Zebra Technologies is a company most people don’t recognize.  Yet, I bet every product you buy has the product on which they specialize.

Since 1982 Zebra has been the leader in bar code printers and readers.  Zebra was a pioneer in the application of bar codes for tracking pallets through warehouses, items used in a manufacturing line, shipment tracking and other uses for manufacturing and supply chain management.  As the market leader Zebra Technologies developed its own software (ZPL) for printing barcodes, and made robust printing and reading machines that were the benchmark for rugged, heavy duty applications at companies from Caterpillar, to UPS and FedEx, to WalMart.

Although the company dabbled in RFID technology for product tracking, and is considered a leader in that market, the new technology really never “took off” due to higher costs compared with the boring, but effective and remarkably cheap, bar code.  So Zebra plodded away making ever better, smaller, cheaper, faster bar code printers.  It may not have been exciting, like the nondescript headquarters in far-suburban Chicago, but it met the market needs.  Zebra was an excellent operational company that was delivering on its focus.
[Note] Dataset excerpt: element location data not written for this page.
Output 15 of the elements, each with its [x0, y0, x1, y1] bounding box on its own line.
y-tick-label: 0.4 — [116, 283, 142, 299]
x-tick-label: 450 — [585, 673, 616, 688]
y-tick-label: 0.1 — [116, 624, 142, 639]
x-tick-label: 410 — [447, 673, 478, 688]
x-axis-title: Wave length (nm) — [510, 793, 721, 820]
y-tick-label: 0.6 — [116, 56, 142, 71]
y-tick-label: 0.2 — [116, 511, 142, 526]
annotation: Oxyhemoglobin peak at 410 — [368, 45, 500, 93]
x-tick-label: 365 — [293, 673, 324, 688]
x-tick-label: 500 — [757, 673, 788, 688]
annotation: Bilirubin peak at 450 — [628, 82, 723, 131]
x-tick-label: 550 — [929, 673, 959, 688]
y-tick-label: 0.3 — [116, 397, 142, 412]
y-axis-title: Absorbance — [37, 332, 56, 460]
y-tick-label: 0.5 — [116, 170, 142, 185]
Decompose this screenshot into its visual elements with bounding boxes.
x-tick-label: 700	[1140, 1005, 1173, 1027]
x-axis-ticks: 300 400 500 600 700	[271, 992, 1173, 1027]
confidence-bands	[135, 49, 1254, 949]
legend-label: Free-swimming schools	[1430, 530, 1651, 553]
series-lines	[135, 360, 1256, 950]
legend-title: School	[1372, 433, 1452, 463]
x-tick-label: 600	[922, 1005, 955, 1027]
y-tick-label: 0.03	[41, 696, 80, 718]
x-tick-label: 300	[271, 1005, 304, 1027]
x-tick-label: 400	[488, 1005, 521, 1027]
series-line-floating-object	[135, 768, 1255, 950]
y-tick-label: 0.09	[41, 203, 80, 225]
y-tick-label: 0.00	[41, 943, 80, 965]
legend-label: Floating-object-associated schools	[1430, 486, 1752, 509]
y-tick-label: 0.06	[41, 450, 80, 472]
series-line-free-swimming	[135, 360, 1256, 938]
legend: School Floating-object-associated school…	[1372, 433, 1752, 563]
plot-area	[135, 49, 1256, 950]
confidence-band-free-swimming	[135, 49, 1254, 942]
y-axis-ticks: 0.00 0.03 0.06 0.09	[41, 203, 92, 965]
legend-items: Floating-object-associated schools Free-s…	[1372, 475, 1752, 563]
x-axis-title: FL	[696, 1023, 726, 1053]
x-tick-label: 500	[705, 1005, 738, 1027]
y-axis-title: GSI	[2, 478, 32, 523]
Even if it was, well …… boring.

But, like all markets, the bar code market began shifting.  Generic software companies, like Microsoft, produced drivers that would work from a cheap PC to allow

cheap generic printers, like those from HP, to print bar codes.  These were cheap enough to be considered disposable.  Not a good thing for the better, but more expensive, market leader.  Competitive, non-proprietary software and hardware leads to lower prices and margin compression.  It’s a differentiation stealer.

Worse, lots of customers stopped caring much about bar codes altogether.  Zebra’s customers realized bar codes were everywhere.  Nothing new was really happening.  When it came to delivering on the promise of really efficient, accurate and low cost supply chain management the bar code had a place.  But no longer an exciting one.  When your product is boring discussions with customers easily slip toward price rather than new products.  And when you’re talking about price, and how to keep existing business, relevancy is at risk.  You become a target for a new competitor to come along and steal your thunder (and profits) by relegating your product to generic-doom while taking the high rode of delivering more value by changing the game.

So hand it to Zebra’s leadership team that they observed the risk of staying focused on their status quo, and took action to change the game themselves.  Today Zebra announced it is buying the enterprise device business of Motorola.  And this is a big bet.  At a price of $3.5B, Zebra is spending an amount nearly equal to its existing net worth. And it is borrowing $3.25B – almost the whole cost – greatly increasing the company’s debt ratios.  That is a gutsy move.

Yet, in this one move Zebra will nearly triple its revenues.

This decision is not without risk. The acquired Motorola business has seen declining revenues – like a $500M decline in the last year (roughly 25%.)  With many products built on Microsoft software, customers have been shifting to other solutions.  Exactly how the old technologies will integrate with new ones in the Motorola lines is not clear. And even less clear is how a combined company will bring together old-line printer/scanners using proprietary software with the diverse, and honestly pricey, products that Motorola enterprise has been selling, to offer more competitive solutions.

Yet, investors should be encouraged.  Doing nothing would spell disaster for Zebra.  It is a company that needs to re-invent itself for today’s pressing business needs — which have little in common with the top needs 30 years ago (or even 10 years ago.)  In October, Zebra launched Zatar, a Web-based software that allows companies to deploy and manage devices and sensors connected to the Internet.  In December Zebra purchased a company (Hart) for its cloud-based software to manage inventory.  Now Zebra is looking to use these integration tools to bring together all kinds of devices the new company will manufacture to help companies achieve an entirely new level of efficiency and capability in today’s real-time manufacturing and logistics world.

We should admire CEO Anders Gustaffson’s leadership team for recommending such bold action.  And the company’s Chairman and Board for approving it.  Of course “there’s many a slip twixt the cup and the lip,” but at least Zebra’s investors, employees, suppliers and customers can now see that Zebra is really holding a viable cup, and that it is putting together a serious effort to provide better delivery to buyers lips.

This is a play to grow the company by following the trend to “the internet of things” with new solutions that are potential game changers.  And there’s no way you can win unless you’re in the game.  With these acquisitions, there is no doubt that what was mostly a manufacturing company – Zebra – is now “in the game” for doing new things with new technologies.

This does beg some questions:  What is your company doing to be a game changer?  Are you resting on the laurels of strong historical sales – and maybe a strong historical market position?  Do you recognize that your market is shifting, and it is undercutting historical strengths?  Are you relying on operational excellence, while new technologies are threatening your obsolescence?

Or — are you thinking like the leaders at Zebra Technologies and taking bold action to be the industry game-changing leader, even if it means stretching your financials, your management team and the technology?

Most of us would rather be in the former, than the latter, I think.